The clinical phase 2 trial of the study was designed to identify the optimal timing schedule for vaccination. 448 participants aged between 18 and 59 years were randomly assigned to receive either one 8?g shot of vaccine or placebo, or two shots of 4μg vaccine or placebo (at 0 and 14 days, 0 and 21 days or 0 and 28 days). In this second phase, there were 112 participants per group, with 336 receiving the vaccine, and 112 receiving the placebo.
Clinical trial participants were asked to report any adverse events for the first seven days after each vaccination and these were verified by the research team. Thereafter, participants recorded any adverse events using paper cards for the following 4 weeks. During phase 1, laboratory tests were carried out after the first and second vaccinations to assess kidney function, liver function and other organ functions. Blood samples were taken to test antibody levels for SARS-CoV-2 before and after vaccination.
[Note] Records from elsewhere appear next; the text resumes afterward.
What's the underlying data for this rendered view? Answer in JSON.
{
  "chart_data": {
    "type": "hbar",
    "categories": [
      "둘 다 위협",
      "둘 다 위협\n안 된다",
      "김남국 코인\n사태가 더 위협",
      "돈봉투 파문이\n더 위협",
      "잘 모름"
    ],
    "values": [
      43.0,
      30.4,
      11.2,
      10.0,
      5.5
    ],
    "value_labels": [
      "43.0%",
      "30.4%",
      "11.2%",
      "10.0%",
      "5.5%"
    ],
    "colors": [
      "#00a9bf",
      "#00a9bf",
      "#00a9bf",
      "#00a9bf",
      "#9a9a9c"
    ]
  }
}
Importantly no serious adverse events were reported within 28 days of the final vaccination. The most common side effect was pain at the injection site (phase 1 results: 24% [34/144] of vaccine recipients, vs 6% [3/48] of placebo recipients). A small number of participants reported experiencing a fever (phase 1 results: 4% [5/144] of vaccine recipients, vs 6% [3/48] of placebo recipients). There were no instances of clinically significant changes in organ functions detected in laboratory tests in any of the groups.
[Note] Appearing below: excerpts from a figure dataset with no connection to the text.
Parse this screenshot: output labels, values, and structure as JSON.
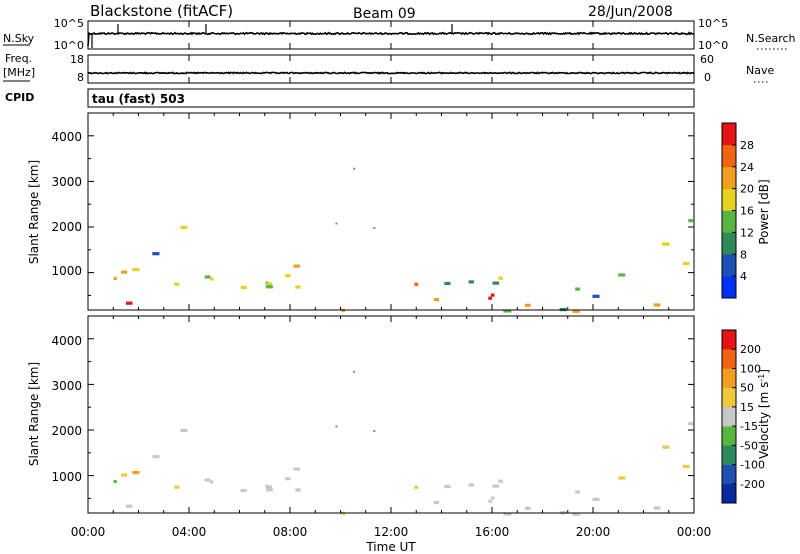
{
  "header": {
    "station": "Blackstone (fitACF)",
    "beam": "Beam 09",
    "date": "28/Jun/2008"
  },
  "top_panels": {
    "nsky_label": "N.Sky",
    "nsky_ticks": [
      "10^5",
      "10^0"
    ],
    "nsearch_label": "N.Search",
    "nsearch_ticks": [
      "10^5",
      "10^0"
    ],
    "freq_label": "Freq.",
    "freq_unit": "[MHz]",
    "freq_ticks": [
      "18",
      "8"
    ],
    "nave_label": "Nave",
    "nave_ticks": [
      "60",
      "0"
    ],
    "cpid_label": "CPID",
    "cpid_value": "tau (fast) 503"
  },
  "chart_data": [
    {
      "type": "heatmap",
      "name": "power",
      "ylabel": "Slant Range [km]",
      "ylim": [
        180,
        4500
      ],
      "y_ticks": [
        "4000",
        "3000",
        "2000",
        "1000"
      ],
      "xlim": [
        0,
        24
      ],
      "x_ticks": [
        "00:00",
        "04:00",
        "08:00",
        "12:00",
        "16:00",
        "20:00",
        "00:00"
      ],
      "colorbar": {
        "label": "Power [dB]",
        "ticks": [
          "28",
          "24",
          "20",
          "16",
          "12",
          "8",
          "4"
        ],
        "colors": [
          "#0030ff",
          "#1e50b4",
          "#2e8a5a",
          "#5ab440",
          "#e6d21e",
          "#f0a01e",
          "#f06414",
          "#e61414"
        ]
      }
    },
    {
      "type": "heatmap",
      "name": "velocity",
      "ylabel": "Slant Range [km]",
      "ylim": [
        180,
        4500
      ],
      "y_ticks": [
        "4000",
        "3000",
        "2000",
        "1000"
      ],
      "xlim": [
        0,
        24
      ],
      "x_ticks": [
        "00:00",
        "04:00",
        "08:00",
        "12:00",
        "16:00",
        "20:00",
        "00:00"
      ],
      "xlabel": "Time UT",
      "colorbar": {
        "label": "Velocity [m s",
        "label_sup": "-1",
        "label_end": "]",
        "ticks": [
          "200",
          "100",
          "50",
          "15",
          "-15",
          "-50",
          "-100",
          "-200"
        ],
        "colors": [
          "#e61414",
          "#f06414",
          "#f0a01e",
          "#f0c83c",
          "#c8c8c8",
          "#5ab440",
          "#2e8a5a",
          "#1e50b4",
          "#0a28a0"
        ]
      }
    }
  ]
}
Significantly the greatest antibody responses were elicited by two 4μg doses of the vaccine at either days 0 and 21 or 0 and 28 (Mean neutralising antibody titres 28 days after second vaccination were 282.7 for two 4μg injections at day 0 and 21, and 218.0 for two 4μg injections at day 0 and 28).
Dr Yang added, "Our trial findings indicate that a booster shot is necessary to achieve the greatest antibody responses against SARS-CoV-2 and could be important for protection. This provides useful information for a phase 3 trial."
The researchers noted some limitations with the study, including the short duration of follow up at just 42 days. They also highlighted that the study did not include children and adolescents aged under 18. Trials with these groups will be carried out when the full analysis of data from adult groups is completed, the researchers say.
Commenting in a linked article, Professor Dr Larisa Rudenko, who was not involved in the study, from the Institute of Experimental Medicine, Saint Petersburg, Russia, said, ”more studies are needed to establish whether the inactivated SARS-CoV-2 vaccines are capable of inducing and maintaining virus-specific T-cell responses, because CD4-positive T-cell help is important for optimal antibody responses, as well as for cytotoxic CD8-positive T-cell activation, which, in turn, are crucial for viral clearance if neutralizing antibody-mediated protection is incomplete."
Evidence to indicate antibody-dependent enhancement in SARS-CoV infection has emerged in certain studies.
However, in preclinical studies of BBIBP-CorV immunisation and SARS-CoV-2 challenge, no antibody-dependent enhancement was observed in rhesus macaques.